Beyond ligatures, OpenType fonts may include a rich set of alternate character forms accessible through feature tags:

  • onumold-style figures (also called text figures): numerals with ascenders and descenders (1, 2, 3…) that sit more comfortably within lowercase text than the default lining figures (which are the same height as capital letters).
  • smcpsmall capitals: true small-capital forms for all uppercase letters.
  • sups and subssuperscript and subscript forms: properly drawn raised and lowered characters, preferable to mathematically scaled versions for footnote markers, ordinals, and chemical formulas.
  • fracfractions: properly formed diagonal fractions (½, ¾) rather than the 1/2 and 3/4 that result from putting a slash between two full-size digits.
  • kernkerning: as discussed in Chapter 2, this enables the font’s built-in pair-specific spacing adjustments.
  • ligastandard ligatures: the basic set described above.
  • dligdiscretionary ligatures: additional ligatures (ct, st, sp, and others) that are a matter of stylistic choice rather than necessity.
  • caltcontextual alternates: character forms that change based on adjacent characters, common in script typefaces and some italic designs.

In LaTeX, OpenType features are accessed through the fontspec package (which requires XeLaTeX or LuaLaTeX):

\usepackage{fontspec}
\setmainfont{EB Garamond}[
  Numbers = OldStyle,
  Ligatures = Discretionary,
]

In CSS, they are accessed through font-feature-settings:

body {
  font-family: 'EB Garamond', serif;
  font-feature-settings: "onum" 1, "liga" 1, "dlig" 1;
}

Not all fonts support all features. A font that claims to be an OpenType font but includes only the basic Latin character set and no features is technically compliant but practically limited. When evaluating a typeface for use in a serious document, checking the breadth of its character coverage and OpenType feature support is worthwhile. The FontForge application and the fc-query command-line tool can both report a font’s features; we will look at these in Chapter 4.
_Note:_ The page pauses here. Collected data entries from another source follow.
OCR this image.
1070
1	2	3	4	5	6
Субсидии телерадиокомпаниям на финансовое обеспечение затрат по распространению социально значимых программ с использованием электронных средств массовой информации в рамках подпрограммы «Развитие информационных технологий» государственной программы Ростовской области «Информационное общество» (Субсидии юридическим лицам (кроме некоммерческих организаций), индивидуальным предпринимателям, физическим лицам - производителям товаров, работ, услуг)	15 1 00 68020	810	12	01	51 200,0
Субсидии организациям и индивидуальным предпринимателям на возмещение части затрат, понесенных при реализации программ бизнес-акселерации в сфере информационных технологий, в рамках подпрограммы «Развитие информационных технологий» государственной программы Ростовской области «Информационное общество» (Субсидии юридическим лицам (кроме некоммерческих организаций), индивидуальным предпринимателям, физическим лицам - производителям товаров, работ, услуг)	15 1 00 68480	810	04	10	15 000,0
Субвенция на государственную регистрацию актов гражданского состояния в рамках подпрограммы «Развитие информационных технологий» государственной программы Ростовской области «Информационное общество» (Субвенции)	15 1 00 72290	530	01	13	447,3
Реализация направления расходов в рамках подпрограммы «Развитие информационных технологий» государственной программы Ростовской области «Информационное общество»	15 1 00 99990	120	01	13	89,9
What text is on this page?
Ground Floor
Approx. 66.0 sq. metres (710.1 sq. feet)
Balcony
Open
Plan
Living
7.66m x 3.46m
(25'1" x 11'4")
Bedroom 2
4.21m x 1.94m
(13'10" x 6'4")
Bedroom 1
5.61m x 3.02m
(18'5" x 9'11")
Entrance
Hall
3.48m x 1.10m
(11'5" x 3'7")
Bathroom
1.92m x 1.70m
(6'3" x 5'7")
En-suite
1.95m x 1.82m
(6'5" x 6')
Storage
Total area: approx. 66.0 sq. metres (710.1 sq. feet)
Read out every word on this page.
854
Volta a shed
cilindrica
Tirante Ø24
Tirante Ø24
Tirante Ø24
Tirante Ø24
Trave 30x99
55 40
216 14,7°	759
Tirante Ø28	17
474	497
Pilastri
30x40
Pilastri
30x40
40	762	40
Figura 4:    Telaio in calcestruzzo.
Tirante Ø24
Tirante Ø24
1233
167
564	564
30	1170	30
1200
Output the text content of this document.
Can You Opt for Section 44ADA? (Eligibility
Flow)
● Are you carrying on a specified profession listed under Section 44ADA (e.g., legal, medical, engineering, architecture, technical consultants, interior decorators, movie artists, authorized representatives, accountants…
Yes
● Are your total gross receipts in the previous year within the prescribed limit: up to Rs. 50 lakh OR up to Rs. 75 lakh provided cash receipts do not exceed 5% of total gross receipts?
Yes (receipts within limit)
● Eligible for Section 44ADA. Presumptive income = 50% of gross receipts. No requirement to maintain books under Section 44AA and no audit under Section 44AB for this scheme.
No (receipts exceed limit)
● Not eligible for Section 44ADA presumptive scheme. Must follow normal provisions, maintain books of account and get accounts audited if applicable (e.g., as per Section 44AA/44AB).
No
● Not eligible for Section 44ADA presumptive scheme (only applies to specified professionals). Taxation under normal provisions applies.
The concepts in this chapter — units, formats, rendering, color models, encoding, and features — form the technical substrate of everything that follows. They are not the most glamorous aspects of typesetting, but they are the ones that bite you: the PDF with unembedded fonts that the printer refuses to accept, the HTML that ignores the user’s font size preference, the LaTeX source with a smartly-quoted character that pdfLaTeX cannot process, the ligatures that disappear when you switch PDF engines. Understanding the substrate means understanding why these failures happen and how to prevent them.

The next chapter brings this technical knowledge to bear on a practical task: managing fonts from the command line.